È una parola che racchiude tutti i voli pindarici che un sogno non sarà mai in grado di affrontare, e per cui è destinato a perire tra atroci meraviglie. È una parola che costringerebbe il diavolo a scendere a patti con l’amore stesso, sorridendo mentre gli occhi gli si riempirebbero di lacrime e di rimpianti perduti. Chillout. È un suono tra i suoni, è una parola tra le parole, è un senso tra i sensi. Leggera. Pesante. Pensante. Chillout.
Due occhi profondi. Blu. Incuriositi ed impauriti. Innocenti e provocanti. Sinceri. Chillout. Due occhi che rappresentano tutte le lacrime che ho versato e quelle che ancora mi tengo dentro, due occhi che parlano di verità nascoste e di segreti evidenti, di rancori dimenticati e amori scomparsi. Di volontà disperse. Di parole mai pronunciate. Di pensieri espressi in codice per non sconvolgere i neuroni stessi.

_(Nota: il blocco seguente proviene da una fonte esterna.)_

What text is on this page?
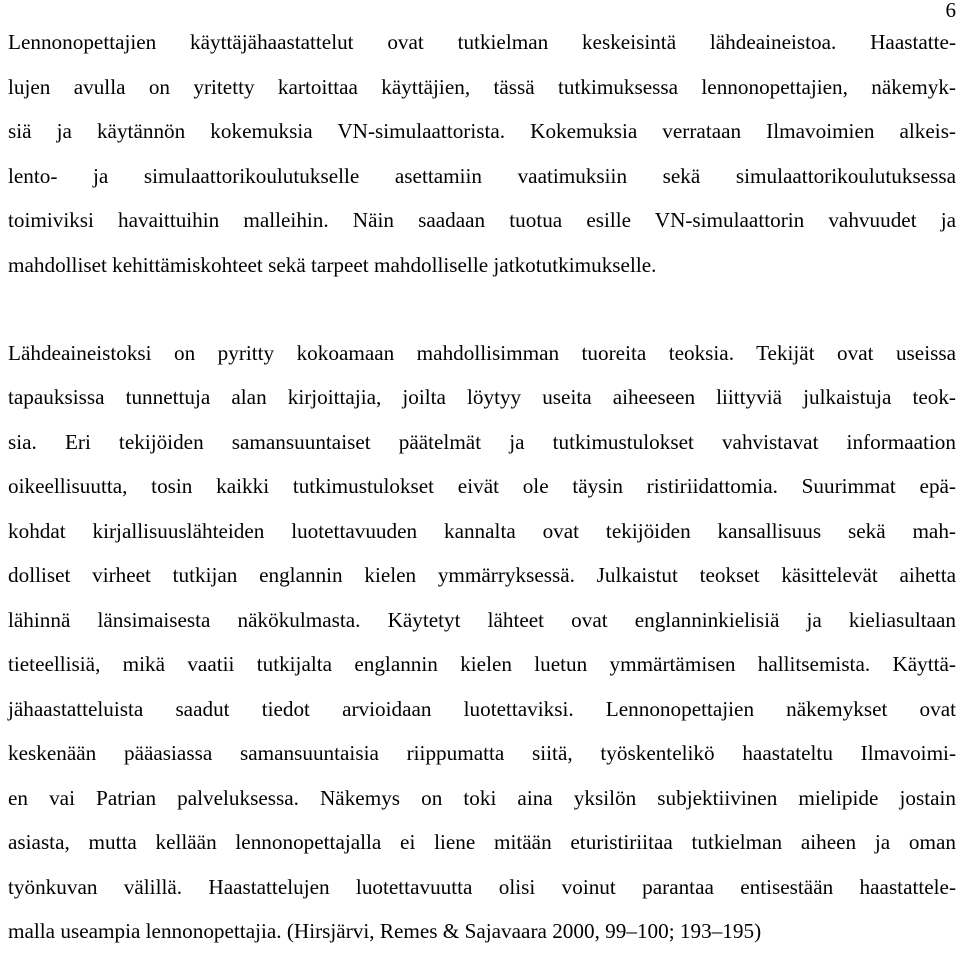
6
Lennonopettajien käyttäjähaastattelut ovat tutkielman keskeisintä lähdeaineistoa. Haastatte-
lujen avulla on yritetty kartoittaa käyttäjien, tässä tutkimuksessa lennonopettajien, näkemyk-
siä ja käytännön kokemuksia VN-simulaattorista. Kokemuksia verrataan Ilmavoimien alkeis-
lento- ja simulaattorikoulutukselle asettamiin vaatimuksiin sekä simulaattorikoulutuksessa
toimiviksi havaittuihin malleihin. Näin saadaan tuotua esille VN-simulaattorin vahvuudet ja
mahdolliset kehittämiskohteet sekä tarpeet mahdolliselle jatkotutkimukselle.
Lähdeaineistoksi on pyritty kokoamaan mahdollisimman tuoreita teoksia. Tekijät ovat useissa
tapauksissa tunnettuja alan kirjoittajia, joilta löytyy useita aiheeseen liittyviä julkaistuja teok-
sia. Eri tekijöiden samansuuntaiset päätelmät ja tutkimustulokset vahvistavat informaation
oikeellisuutta, tosin kaikki tutkimustulokset eivät ole täysin ristiriidattomia. Suurimmat epä-
kohdat kirjallisuuslähteiden luotettavuuden kannalta ovat tekijöiden kansallisuus sekä mah-
dolliset virheet tutkijan englannin kielen ymmärryksessä. Julkaistut teokset käsittelevät aihetta
lähinnä länsimaisesta näkökulmasta. Käytetyt lähteet ovat englanninkielisiä ja kieliasultaan
tieteellisiä, mikä vaatii tutkijalta englannin kielen luetun ymmärtämisen hallitsemista. Käyttä-
jähaastatteluista saadut tiedot arvioidaan luotettaviksi. Lennonopettajien näkemykset ovat
keskenään pääasiassa samansuuntaisia riippumatta siitä, työskentelikö haastateltu Ilmavoimi-
en vai Patrian palveluksessa. Näkemys on toki aina yksilön subjektiivinen mielipide jostain
asiasta, mutta kellään lennonopettajalla ei liene mitään eturistiriitaa tutkielman aiheen ja oman
työnkuvan välillä. Haastattelujen luotettavuutta olisi voinut parantaa entisestään haastattele-
malla useampia lennonopettajia. (Hirsjärvi, Remes & Sajavaara 2000, 99–100; 193–195)
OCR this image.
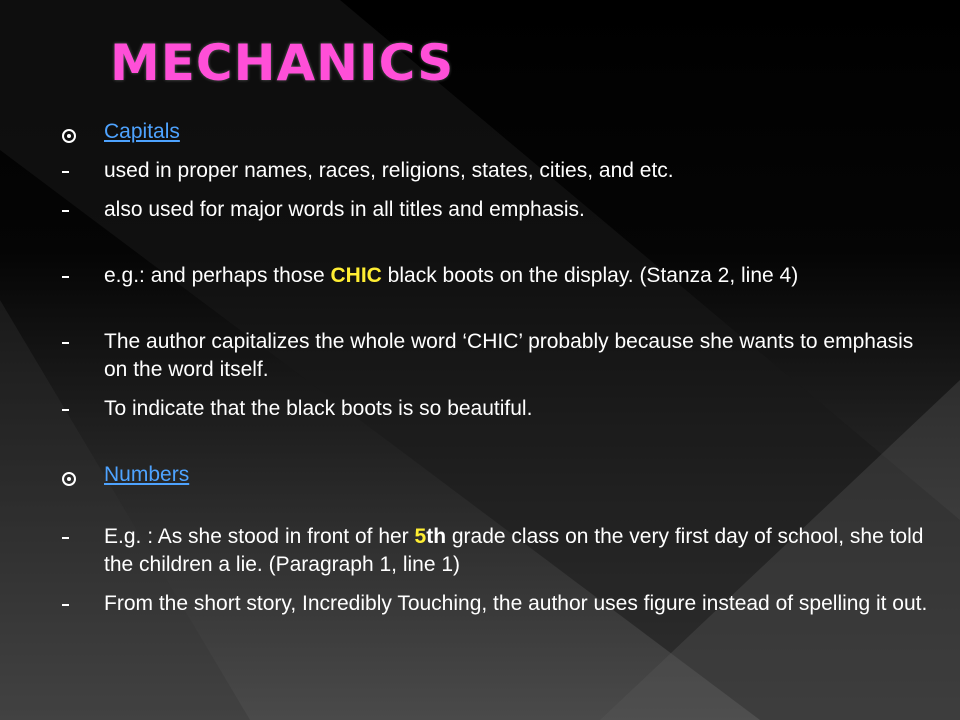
MECHANICS
Capitals
used in proper names, races, religions, states, cities, and etc.
also used for major words in all titles and emphasis.
e.g.: and perhaps those CHIC black boots on the display. (Stanza 2, line 4)
The author capitalizes the whole word ‘CHIC’ probably because she wants to emphasis on the word itself.
To indicate that the black boots is so beautiful.
Numbers
E.g. : As she stood in front of her 5th grade class on the very first day of school, she told the children a lie. (Paragraph 1, line 1)
From the short story, Incredibly Touching, the author uses figure instead of spelling it out.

È questo il significato primitivo, il valore primevo, il colore di tutti i colori che circondano questa parola gialla come gli occhi di un camaleonte in pausa pranzo. Servitevi pure di tutte le apparenze che lascio dietro di me, perché non sarà con le mie briciole che sfamerete la vostra fame di conoscenza di me. Non sarà con le quattro parole che lascio sulla strada, che conoscerete tutto quello che credo debba essere la vita futura e quella anteriore, così come quella interiore.
Chi ci sorride quando non ci conosce lo fa per cortesia? Non per dispiacere, certo, o per non dispiacere. L’ordine è importante, così come lo sono le sensazioni e la certezza che niente sarà mai più come prima dopo una serata passata a riflettere e ridere su me stesso, capendo finalmente tutta la paura che trasmetto al mio cuore quando scopro che mi viene negata una certezza su cui avevo messo tutto il mio spirito, tutto il mio impegno, tutto il mio volere. Sono il capitano di questa nave che si chiama Niente, ed il cui colore non è altro che il significato più profondo di un attimo di serenità nel bieco mare dei gironi infernali. Quasi fossero unici. Quasi fossero magici. Quasi fossero chillout.
Chillout.
Chillout.
Niente altro più.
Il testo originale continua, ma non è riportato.